Cincinnati Zoo, circa 1914
Martha - The Last Passenger Pigeon
(~1885 – 1914)
Martha was the last known living passenger pigeon. She was named "Martha" in honor of the first First Lady Martha Washington. Passenger pigeons have been extinct since her death, and her story continues to serve as a somber reminder of what can happen to a species. Her death increased awareness around wildlife conservation as a whole, and confronted the finality of extinction that inspired the passing of laws like the Endangered Species Act.
Daniel W. Clark, USFWS
Wisdom - Oldest Wild Banded Bird
Wisdom is a female Laysan Albatross and also holds the title for the oldest known wild bird. She was banded back in 1956 around the age of 5 years old. Impressively, Wisdom continues to lay eggs and recently hatched what may be her 36th chick. Her amazing story highlights the importance of long term monitoring and research studies. We can always learn something new and in the case of Wisdom, are witnessing her make history.
Photo by Cory Doctrow, Creative Commons
Harriet - One of Darwin’s Tortoises
(1830 - 2006)
Harriet, the Giant Galápagos Land Tortoise was collected by Sir Charles Darwin before later being transported to Australia where she spent a majority of her life. At the time of her death in 2006, she was considered one of the earth's oldest living creatures. Harriet continues to be a point of fascination for many.
Women at U.S. Fish and Wildlife Service
While the female wildlife trail-blazers above have certainly made history, here at the U.S. Fish and Wildlife Service, we're also proud of the women who broke barriers for many of our staff. They pushed through the status-quo of the time and challenged us as an agency to be the best we could be. Here are just a few history-making women that we'd like to mention.

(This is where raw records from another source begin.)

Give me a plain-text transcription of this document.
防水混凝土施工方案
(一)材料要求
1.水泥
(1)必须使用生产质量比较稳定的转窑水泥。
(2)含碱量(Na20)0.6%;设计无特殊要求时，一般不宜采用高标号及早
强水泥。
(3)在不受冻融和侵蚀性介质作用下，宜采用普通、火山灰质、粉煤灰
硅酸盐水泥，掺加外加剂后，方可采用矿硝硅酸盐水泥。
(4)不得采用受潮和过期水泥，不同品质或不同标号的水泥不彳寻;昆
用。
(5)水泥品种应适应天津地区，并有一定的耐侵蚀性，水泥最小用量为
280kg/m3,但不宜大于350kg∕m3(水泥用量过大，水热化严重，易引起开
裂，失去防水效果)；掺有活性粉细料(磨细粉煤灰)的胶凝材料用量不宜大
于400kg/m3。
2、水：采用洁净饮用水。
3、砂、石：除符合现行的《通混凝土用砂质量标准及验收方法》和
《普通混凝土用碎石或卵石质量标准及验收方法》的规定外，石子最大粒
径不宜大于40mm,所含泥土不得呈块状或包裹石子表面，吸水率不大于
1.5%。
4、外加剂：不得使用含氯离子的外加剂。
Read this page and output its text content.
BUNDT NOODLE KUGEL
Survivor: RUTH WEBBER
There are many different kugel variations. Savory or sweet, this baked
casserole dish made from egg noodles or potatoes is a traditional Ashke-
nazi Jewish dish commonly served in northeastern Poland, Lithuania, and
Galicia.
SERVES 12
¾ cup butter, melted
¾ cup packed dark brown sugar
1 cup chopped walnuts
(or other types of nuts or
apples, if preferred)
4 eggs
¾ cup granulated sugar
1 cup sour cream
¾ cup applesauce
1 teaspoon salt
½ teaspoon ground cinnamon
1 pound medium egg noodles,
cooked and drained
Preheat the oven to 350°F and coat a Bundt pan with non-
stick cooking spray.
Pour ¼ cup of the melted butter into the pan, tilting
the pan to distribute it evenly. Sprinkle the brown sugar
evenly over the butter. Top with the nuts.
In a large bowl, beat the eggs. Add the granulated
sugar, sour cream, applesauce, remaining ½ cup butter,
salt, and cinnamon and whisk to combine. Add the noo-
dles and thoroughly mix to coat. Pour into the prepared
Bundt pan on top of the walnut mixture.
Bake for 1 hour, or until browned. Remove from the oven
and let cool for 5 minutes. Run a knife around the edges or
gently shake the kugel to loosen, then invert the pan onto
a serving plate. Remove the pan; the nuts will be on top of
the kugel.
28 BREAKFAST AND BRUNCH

Rachel Carson: Author and Movement Leader
Photo by Shirley Briggs
Rachel Carson (1907-1964): Through her words and her book, Silent Spring, Rachel Carson shaped the modern environmental movement. She spent 16 years working for U.S. Fish and Wildlife Service. Her work as an educator, scientist and writer revolutionized America’s interest in environmental issues.
Mollie Beattie: First Female Director
Mollie Beattie (1947-1996): She was the first woman to become Director (1993-1996) of the U.S. Fish and Wildlife Service. Her passion for wildlife conservation remains an inspiration.
Elizabeth "Betty" Losey: First Female Field Biologist
Elizabeth "Betty" Losey (1912-2005) She was hired in 1947 by U.S. Fish and Wildlife Service as the first female research biologist. Before her, it was not seen as suitable for a female to work and stay overnight in the field.
Lucille F. Stickel: Inspiring Research Pioneer
Lucille F. Stickel (1915 -2007) She was director of Patuxent Wildlife Research Center and pioneered research techniques that lead to a much deeper understanding of the impacts of pesticides in animals and the food web.